With the session running longer than expected due to the budget not being passed, even more tax dollars are being spent.
“If they can’t pass the budget by the deadline, any money that’s left over should go back in to resources for the community and the state,” said Lenoir County resident Donna Vincent, who doesn’t believe lawmakers should continue taking this money.
Rep. Brian Brown of Pitt County said he is continuing to collect Per Diem because he is hard at work every day.
“As we continue to work, we certainly need to be able to be here and get that work done,” Brown said.
He said many Representatives wouldn’t be able to afford to stay in Raleigh to work without that Per Diem pay. He also said he would rather take his time with the budget to ensure it is right for North Carolina, than to rush through it and pass a budget that is bad for everyone.
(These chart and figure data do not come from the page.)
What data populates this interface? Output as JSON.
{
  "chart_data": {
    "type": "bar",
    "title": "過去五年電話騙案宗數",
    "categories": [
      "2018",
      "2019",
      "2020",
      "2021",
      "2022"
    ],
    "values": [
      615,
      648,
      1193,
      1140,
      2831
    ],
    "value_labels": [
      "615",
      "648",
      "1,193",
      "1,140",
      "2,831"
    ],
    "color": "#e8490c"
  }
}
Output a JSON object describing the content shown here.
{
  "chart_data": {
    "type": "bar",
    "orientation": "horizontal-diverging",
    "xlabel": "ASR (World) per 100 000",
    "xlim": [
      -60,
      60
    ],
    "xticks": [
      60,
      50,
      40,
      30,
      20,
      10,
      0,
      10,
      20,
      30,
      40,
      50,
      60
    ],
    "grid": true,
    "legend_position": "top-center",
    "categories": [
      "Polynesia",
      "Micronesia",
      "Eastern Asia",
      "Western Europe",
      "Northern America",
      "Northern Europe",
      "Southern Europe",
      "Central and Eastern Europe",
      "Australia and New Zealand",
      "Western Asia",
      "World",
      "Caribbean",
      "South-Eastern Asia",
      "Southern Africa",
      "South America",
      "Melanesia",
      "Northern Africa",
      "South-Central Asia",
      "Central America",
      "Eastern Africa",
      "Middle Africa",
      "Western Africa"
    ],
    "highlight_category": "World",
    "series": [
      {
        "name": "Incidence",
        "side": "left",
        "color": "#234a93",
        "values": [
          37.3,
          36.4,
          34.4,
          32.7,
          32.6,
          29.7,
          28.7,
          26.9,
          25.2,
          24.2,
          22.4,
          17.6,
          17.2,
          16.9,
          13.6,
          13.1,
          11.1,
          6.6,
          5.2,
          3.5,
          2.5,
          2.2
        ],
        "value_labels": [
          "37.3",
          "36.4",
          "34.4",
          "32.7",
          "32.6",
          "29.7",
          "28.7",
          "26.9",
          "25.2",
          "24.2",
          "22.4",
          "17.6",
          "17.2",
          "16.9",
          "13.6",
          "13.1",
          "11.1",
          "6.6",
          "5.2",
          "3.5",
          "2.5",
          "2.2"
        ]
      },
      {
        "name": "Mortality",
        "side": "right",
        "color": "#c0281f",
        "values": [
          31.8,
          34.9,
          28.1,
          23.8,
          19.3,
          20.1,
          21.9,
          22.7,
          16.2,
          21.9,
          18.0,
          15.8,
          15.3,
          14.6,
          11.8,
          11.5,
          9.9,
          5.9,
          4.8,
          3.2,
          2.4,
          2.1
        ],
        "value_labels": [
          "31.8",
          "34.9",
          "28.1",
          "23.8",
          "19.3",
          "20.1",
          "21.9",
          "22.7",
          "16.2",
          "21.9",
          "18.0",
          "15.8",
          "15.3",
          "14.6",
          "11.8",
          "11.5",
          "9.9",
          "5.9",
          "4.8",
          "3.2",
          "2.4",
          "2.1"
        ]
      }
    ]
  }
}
“We need to ensure that the budget that is passed is not a budget that is a rushed budget, but that it’s a budget that takes a serious measured approach for what we are looking at for policy changes, for the budgetary output itself,” Brown said.
WNCT reached out to every Representative in the East, but only heard back from five. Of those, Rep. Brian Brown (R-Pitt), George Cleveland (R-Onslow), Jean Farmer-Butterfield (D-Pitt and Wilson), Phil Shepard (R-Onslow), and Michael Speciale (R-Beaufort, Craven, and Pamlico) all said they would continue to collect their Per Diem pay.
Rep. Speciale said taxpayers need to realize it is better to spend the money now to make sure it is a good budget, then to rush through things, which would cost everyone more in the long run.
Some in the East believe lawmakers shouldn’t be collecting anything now.
“For my job, I get paid when I go to work,” said Stephen Etter. “They seem to be getting paid when they’re not actually completing the task at hand, so that’s a little bit frustrating.”
Lawmakers have said they will stay and work on the budget for as long as necessary.